A Place at the Table

Chris Herlinger | March 4, 2013

Barbie Izquierdo and kids in A PLACE AT THE TABLE, a Magnolia Pictures release. Photo: Courtesy of Magnolia Pictures

Barbie Izquierdo and kids in A PLACE AT THE TABLE, a Magnolia Pictures release. Photo: Courtesy of Magnolia Pictures

My CWS colleagues know I am a film buff. Happily, living in New York City, I am in the right locale for indulging that passion, including documentaries, a particular favorite. Luckily, my work life merged with my love of film a few days back when I saw the New York launch of “A Place at the Table,” an unusually fine documentary about hunger in the U.S.

The film makes an all-too convincing case about the need to change our absurd national food system. In a country with more than enough means to feed itself, as many as 50 million people, or roughly one in four children, are “food insecure” – which means they don’t know where their next meal is going to come from.

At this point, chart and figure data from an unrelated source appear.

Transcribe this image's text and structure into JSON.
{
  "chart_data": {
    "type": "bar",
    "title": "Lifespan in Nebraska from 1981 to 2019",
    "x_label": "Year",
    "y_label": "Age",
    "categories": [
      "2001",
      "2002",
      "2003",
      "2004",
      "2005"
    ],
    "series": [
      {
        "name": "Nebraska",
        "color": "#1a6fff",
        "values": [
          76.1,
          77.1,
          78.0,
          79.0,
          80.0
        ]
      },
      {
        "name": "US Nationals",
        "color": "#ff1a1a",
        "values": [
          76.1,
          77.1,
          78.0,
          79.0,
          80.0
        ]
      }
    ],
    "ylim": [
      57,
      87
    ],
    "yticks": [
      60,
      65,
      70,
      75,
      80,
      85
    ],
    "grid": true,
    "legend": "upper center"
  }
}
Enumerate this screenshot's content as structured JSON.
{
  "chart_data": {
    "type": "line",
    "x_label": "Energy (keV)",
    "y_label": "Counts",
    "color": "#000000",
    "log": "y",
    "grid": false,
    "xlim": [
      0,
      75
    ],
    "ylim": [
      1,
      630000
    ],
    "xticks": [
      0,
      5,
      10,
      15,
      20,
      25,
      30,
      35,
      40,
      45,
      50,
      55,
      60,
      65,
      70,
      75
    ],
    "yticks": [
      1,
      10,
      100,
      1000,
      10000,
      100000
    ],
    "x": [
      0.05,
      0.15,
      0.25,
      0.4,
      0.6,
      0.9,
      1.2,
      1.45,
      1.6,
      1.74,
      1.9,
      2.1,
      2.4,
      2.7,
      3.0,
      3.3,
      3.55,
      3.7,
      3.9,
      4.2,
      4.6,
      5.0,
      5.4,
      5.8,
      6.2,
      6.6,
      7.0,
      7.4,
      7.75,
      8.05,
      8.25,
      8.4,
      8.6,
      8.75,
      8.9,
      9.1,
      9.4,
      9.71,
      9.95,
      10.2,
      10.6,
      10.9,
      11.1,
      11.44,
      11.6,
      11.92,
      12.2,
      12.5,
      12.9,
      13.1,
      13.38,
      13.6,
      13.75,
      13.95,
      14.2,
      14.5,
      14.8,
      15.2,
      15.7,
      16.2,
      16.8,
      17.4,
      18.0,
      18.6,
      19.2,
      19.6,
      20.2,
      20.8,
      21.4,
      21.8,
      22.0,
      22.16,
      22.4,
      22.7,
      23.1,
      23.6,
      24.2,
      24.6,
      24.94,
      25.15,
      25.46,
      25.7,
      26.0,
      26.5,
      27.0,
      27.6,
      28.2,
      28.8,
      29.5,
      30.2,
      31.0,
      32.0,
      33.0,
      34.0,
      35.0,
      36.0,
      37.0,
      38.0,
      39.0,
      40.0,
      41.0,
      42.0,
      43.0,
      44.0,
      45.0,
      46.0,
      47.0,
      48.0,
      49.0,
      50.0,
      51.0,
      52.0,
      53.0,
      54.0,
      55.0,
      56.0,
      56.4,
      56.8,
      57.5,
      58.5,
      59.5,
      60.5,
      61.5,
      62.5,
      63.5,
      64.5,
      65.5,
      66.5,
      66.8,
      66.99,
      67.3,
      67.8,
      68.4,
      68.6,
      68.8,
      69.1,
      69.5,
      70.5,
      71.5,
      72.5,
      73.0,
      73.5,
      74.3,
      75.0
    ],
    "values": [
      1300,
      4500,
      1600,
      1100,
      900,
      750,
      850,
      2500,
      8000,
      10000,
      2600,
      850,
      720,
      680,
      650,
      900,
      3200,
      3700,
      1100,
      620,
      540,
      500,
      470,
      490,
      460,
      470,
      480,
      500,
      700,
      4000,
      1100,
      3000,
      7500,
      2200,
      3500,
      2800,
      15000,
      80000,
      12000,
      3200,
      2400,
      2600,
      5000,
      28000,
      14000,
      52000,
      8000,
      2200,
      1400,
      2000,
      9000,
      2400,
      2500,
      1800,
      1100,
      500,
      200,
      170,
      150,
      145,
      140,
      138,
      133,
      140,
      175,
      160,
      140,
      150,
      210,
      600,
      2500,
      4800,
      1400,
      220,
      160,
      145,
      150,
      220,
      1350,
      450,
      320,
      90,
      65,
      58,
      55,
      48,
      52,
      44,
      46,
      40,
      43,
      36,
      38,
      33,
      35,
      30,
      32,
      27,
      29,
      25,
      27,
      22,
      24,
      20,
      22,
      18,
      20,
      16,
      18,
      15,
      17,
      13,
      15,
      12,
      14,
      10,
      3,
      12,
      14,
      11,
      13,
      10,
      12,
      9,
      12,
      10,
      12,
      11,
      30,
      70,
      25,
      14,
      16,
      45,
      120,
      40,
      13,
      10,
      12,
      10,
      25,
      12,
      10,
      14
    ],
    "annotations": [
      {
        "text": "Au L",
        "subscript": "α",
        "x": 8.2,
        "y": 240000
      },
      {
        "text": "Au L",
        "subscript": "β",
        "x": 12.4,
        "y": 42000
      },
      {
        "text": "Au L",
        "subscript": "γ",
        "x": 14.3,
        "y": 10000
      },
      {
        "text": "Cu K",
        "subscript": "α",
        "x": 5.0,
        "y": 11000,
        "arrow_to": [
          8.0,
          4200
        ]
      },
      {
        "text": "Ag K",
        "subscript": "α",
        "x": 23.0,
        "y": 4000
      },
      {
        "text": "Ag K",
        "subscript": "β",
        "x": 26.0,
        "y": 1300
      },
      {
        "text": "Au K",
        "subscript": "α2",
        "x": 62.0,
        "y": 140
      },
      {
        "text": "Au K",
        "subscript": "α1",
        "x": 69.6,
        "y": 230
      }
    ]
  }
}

At fault is a crazy system that, in effect, subsidizes “empty calories,” making healthy food (like fresh fruits and vegetables) often too far out of reach for the nation’s poor. It’s a “two-tier” system, and it is hurting us all, but particularly those who are struggling economically.

The “talking heads” in the film are smart, wise and not just a little passionate about the topic. Actor Jeff Bridges, who has long championed the cause of fighting hunger, is particularly memorable when he makes the points that “Charity is a great thing but it’s not the way to end hunger,” and that, “If another country were doing this to our kids, we’d be at war.”

What lingers in the mind most are the personal stories from the film, which center on struggling families in Philadelphia and in rural Colorado and Mississippi. For me, having grown up in Colorado, the parts of the film made in my home state were perhaps the most poignant. It was moving to see how one rural community is struggling with hunger in its midst. (The church, not surprisingly, plays a big role in providing food for those who need it.)

The film’s executive producer, chef Tom Colicchio (of “Top Chef” fame) was at the film’s Friday, March 1, New York launch. Speaking about hunger in the U.S, he said, “It’s hidden in plain view.” I hope “A Place at the Table” gets traction so that hunger becomes a little less hidden and we can act to eradicate it.

Here’s the film’s web site – http://www.takepart.com/place-at-the-table. The film is now in fairly wide release throughout the country, and is also available on I-Tunes and on-demand. It would make an excellent point of reflection and discussion for the entire CWS community as we work to do our bit to end hunger.